I'm taking the week off next week. Today I was writing a spider to crawl a website and inspect the pages. I wanted to finish this week with some analysis on my new website and then let the data gel for the rest of the week. Unfortunately, a "Service Unavailable" event interfered with my plans. I guess I'll blog my psuedo-failure and move on to vacation.
The spider process starts at a given url and generates a request, retrieving the response from the site. It then uses a regex to find all the href's, creates valid urls from each of those links, and queues each of the links for crawling. Then it de-queues each of the links and crawls it if it hasn't already retrieved that page. The whole thing repeats for each page sleeping for 1 full second in between requests, and stops when either the queue reaches zero links or the number of pages requested exceeds the maximum threshold. At this time it is a single-threaded, simple app that closes its connections explicitly and makes requests very conservatively. At least I thought so. Does that description sound like it should crash a production website?
I ran it against a local test site several times. Then I hit http://www.openmicmadness.com. I then ran it against the beta rentals site. Everything went fine, I discovered several things about the site that I wasn't aware of, and I wanted to see more. So I bumped the max threshold to 2000 pages and let it run for a few minutes against beta Rentals. I didn't think much of it as it can only request 1 page per second. Unfortuntately, the beta site is now showing "Service Unavailable". I've performed several load tests in the dev environment on the rentals site. While I was able to load it to the point of incredibly slow response, I never witnessed a complete meltdown. I suspect that its only hosted on one server in production and something went kah-blewy. Since I am not given any access to tools in production, I can't diagnose the problem and since its not a production site but rather a beta, I can't justify escalating the failure.
OK, I just ran the thing against several local website applications and my blog. None of them even hiccupped. I think something definitely crashed on that server but I don't think it was anything special that I did. I just happened to be the user(s) that got the error.

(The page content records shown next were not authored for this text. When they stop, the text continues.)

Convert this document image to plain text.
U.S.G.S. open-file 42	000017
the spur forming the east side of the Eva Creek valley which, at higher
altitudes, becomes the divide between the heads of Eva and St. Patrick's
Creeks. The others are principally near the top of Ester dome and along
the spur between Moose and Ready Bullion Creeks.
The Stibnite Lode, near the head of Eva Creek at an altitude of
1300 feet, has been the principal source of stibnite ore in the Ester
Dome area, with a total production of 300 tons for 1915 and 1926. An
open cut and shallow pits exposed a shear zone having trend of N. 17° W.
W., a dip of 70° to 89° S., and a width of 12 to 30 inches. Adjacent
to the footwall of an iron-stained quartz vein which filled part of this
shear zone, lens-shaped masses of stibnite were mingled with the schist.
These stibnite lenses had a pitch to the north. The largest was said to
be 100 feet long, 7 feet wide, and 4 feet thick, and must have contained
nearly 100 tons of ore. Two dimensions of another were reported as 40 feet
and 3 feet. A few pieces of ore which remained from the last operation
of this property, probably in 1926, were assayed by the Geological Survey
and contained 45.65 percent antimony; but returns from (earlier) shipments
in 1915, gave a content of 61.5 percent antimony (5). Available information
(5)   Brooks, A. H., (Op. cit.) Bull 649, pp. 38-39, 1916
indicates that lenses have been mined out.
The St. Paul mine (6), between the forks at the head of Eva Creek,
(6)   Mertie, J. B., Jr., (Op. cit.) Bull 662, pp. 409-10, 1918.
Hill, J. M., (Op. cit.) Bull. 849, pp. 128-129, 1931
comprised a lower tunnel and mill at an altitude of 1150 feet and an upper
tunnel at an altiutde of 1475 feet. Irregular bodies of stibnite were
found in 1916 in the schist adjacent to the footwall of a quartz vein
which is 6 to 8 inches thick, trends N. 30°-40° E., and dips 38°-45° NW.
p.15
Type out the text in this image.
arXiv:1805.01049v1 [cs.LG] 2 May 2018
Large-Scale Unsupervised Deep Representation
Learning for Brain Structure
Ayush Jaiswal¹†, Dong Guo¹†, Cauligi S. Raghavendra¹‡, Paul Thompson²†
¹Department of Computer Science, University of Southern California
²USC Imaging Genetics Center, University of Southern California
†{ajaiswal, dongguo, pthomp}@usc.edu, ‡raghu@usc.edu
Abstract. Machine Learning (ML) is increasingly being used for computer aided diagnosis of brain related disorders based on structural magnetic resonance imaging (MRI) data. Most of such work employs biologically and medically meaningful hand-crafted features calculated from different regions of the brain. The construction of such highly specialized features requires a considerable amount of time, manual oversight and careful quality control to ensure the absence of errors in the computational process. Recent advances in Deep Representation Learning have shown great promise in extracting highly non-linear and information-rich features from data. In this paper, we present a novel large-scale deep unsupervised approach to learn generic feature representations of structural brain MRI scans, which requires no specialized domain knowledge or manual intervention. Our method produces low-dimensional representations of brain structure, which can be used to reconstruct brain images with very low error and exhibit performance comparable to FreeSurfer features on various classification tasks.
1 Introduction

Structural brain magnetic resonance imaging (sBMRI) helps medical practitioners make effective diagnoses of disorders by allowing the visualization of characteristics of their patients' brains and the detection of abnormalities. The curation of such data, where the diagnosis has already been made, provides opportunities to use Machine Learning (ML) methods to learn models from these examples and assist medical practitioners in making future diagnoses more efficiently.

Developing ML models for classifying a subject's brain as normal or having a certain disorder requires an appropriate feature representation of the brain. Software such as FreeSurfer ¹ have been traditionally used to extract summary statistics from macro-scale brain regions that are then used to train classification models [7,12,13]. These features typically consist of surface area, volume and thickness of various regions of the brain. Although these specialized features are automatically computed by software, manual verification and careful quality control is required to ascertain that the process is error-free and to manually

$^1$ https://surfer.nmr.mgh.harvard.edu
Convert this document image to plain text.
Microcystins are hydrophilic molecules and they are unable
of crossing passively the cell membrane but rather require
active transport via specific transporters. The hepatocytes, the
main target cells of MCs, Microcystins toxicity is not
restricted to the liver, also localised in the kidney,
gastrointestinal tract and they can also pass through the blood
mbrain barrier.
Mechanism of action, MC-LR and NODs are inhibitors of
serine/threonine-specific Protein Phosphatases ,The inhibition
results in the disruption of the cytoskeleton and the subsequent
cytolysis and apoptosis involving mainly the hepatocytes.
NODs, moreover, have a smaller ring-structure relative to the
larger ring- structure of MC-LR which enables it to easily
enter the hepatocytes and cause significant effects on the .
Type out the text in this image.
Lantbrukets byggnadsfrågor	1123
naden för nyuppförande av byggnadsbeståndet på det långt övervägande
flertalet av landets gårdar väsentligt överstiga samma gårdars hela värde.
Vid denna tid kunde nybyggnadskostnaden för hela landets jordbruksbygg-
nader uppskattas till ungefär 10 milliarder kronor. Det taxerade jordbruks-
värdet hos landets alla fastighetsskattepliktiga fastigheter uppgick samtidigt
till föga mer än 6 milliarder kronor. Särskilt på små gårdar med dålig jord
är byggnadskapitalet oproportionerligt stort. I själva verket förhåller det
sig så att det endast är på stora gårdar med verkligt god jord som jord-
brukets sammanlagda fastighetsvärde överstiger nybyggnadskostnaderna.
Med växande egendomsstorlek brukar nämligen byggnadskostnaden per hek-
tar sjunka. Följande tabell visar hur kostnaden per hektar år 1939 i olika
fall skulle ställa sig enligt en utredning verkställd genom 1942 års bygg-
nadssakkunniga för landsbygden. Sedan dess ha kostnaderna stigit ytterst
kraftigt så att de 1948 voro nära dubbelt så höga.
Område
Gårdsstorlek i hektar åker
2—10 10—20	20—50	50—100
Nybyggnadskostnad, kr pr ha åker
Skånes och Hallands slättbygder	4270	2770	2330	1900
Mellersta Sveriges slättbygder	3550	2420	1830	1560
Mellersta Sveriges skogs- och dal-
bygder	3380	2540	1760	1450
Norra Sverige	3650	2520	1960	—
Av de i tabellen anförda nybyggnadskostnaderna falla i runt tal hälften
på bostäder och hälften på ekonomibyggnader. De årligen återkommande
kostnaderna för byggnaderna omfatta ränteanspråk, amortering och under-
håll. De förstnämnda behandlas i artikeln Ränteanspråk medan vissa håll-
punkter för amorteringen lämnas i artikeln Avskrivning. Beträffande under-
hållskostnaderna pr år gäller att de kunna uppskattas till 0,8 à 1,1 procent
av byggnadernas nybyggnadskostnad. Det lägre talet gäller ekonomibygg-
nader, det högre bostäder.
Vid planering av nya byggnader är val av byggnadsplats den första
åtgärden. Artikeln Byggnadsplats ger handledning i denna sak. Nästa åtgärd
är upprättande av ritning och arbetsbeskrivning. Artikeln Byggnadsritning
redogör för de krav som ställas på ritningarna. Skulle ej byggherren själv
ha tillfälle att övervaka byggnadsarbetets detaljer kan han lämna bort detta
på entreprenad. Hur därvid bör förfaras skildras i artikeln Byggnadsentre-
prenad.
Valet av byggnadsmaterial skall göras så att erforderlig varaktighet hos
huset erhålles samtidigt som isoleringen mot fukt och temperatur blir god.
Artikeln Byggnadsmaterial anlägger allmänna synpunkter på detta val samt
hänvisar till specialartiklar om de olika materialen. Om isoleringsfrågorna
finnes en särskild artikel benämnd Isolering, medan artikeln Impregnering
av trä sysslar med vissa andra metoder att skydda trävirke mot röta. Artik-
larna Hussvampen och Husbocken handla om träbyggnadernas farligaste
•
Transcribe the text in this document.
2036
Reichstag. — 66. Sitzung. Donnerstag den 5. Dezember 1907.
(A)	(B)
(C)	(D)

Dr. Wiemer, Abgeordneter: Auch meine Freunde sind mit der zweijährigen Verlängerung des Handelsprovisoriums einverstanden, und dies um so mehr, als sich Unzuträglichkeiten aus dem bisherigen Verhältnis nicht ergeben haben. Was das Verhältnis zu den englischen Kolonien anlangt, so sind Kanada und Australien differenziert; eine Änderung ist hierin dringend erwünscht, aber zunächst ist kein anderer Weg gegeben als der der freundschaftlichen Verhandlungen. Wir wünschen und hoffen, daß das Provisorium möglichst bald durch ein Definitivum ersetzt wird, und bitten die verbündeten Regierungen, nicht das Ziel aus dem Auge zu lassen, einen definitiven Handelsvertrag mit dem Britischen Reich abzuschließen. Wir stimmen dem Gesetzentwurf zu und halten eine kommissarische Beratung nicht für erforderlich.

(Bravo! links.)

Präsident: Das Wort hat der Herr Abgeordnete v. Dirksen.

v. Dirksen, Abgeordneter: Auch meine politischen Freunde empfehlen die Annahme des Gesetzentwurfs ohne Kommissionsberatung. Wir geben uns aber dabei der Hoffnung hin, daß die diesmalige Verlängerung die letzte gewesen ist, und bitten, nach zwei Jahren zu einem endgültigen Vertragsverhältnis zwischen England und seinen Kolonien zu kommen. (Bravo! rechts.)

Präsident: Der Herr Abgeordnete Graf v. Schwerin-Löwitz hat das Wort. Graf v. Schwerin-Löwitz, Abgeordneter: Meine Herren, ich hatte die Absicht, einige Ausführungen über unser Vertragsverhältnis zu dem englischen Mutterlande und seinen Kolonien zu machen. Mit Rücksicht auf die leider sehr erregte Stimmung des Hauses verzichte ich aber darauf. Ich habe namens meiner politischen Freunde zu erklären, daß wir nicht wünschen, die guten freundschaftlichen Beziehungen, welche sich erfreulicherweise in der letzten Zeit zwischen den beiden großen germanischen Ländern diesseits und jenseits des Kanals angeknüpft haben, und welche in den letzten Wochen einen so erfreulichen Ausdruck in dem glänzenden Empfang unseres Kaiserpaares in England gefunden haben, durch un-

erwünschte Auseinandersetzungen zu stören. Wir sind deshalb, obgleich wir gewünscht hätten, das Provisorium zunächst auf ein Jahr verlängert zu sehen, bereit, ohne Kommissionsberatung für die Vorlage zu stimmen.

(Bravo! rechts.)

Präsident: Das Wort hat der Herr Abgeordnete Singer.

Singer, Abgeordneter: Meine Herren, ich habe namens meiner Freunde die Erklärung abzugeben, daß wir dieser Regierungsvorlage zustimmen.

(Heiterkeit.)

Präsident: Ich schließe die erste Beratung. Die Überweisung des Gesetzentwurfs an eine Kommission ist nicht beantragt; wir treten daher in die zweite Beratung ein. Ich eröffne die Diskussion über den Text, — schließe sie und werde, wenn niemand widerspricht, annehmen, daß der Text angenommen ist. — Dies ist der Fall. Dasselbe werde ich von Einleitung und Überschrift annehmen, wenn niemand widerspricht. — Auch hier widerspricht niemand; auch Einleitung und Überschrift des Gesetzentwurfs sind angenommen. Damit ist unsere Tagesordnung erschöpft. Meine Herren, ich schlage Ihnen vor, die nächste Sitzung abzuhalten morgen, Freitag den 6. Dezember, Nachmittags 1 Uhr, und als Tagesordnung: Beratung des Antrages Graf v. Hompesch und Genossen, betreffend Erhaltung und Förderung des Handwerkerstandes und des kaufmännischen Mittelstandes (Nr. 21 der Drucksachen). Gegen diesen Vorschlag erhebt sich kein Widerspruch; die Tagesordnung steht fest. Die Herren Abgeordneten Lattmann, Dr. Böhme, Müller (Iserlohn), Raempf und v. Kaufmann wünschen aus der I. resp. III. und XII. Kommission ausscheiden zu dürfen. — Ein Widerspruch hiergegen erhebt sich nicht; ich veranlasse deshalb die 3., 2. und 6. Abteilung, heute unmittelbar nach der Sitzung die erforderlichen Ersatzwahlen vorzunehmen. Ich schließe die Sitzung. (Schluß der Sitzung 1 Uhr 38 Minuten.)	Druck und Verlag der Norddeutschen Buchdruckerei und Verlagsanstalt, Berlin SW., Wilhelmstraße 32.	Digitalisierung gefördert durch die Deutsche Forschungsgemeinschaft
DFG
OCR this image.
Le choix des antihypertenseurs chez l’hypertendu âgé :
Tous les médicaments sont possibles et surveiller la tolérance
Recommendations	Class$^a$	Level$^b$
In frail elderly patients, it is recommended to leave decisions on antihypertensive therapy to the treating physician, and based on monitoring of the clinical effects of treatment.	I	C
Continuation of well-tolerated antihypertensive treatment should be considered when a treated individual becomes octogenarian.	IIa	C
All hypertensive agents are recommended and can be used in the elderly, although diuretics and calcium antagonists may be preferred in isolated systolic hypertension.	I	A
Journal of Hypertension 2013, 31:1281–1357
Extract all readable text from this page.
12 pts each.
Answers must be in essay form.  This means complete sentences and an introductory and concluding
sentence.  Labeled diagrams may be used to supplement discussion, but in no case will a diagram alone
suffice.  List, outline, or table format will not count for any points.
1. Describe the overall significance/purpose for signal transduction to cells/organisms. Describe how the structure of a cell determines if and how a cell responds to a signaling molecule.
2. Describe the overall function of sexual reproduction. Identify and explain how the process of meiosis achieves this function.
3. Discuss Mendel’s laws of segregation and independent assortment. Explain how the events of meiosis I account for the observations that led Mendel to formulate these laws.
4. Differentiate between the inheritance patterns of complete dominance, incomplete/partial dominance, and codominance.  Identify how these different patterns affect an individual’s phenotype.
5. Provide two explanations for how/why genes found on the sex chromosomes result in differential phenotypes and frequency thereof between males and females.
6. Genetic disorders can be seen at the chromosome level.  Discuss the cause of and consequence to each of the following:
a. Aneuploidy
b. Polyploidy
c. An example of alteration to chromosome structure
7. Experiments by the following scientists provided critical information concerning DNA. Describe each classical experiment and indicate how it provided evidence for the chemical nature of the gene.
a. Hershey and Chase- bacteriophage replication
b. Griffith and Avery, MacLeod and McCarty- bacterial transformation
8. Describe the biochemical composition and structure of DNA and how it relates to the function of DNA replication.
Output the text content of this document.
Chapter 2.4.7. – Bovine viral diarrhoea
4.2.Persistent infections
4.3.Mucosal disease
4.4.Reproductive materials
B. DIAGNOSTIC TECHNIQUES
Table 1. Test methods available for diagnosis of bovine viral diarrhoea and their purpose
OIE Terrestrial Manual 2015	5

I think I'll follow Google's example and extend the spider to crawl just one level per session. Rather then crawl the queued links, I'll serialize them to a data store and then load that back up to kick off a future session. I'll also extend the error response to store the context of server errors, 404's and bad links.
Another realization I had during a crawl was how easy and useful it would be to set certain criteria to search for and then retrieve that content locally for later inspection. For example, find all mp3's on a band site and store them in a folder. Or you might want to scrape email addresses off of a website. My initial purpose was to inspect pages for richness of content and compliance to html standards as well as accessibility compliance. I've wanted to write a spider for various reasons for a very long time. I even modified the spider example found here, once upon a time, but lost that project when nAnt deleted my C: drive. I'm pleased to be back in the crawling game, the possibilities are endless!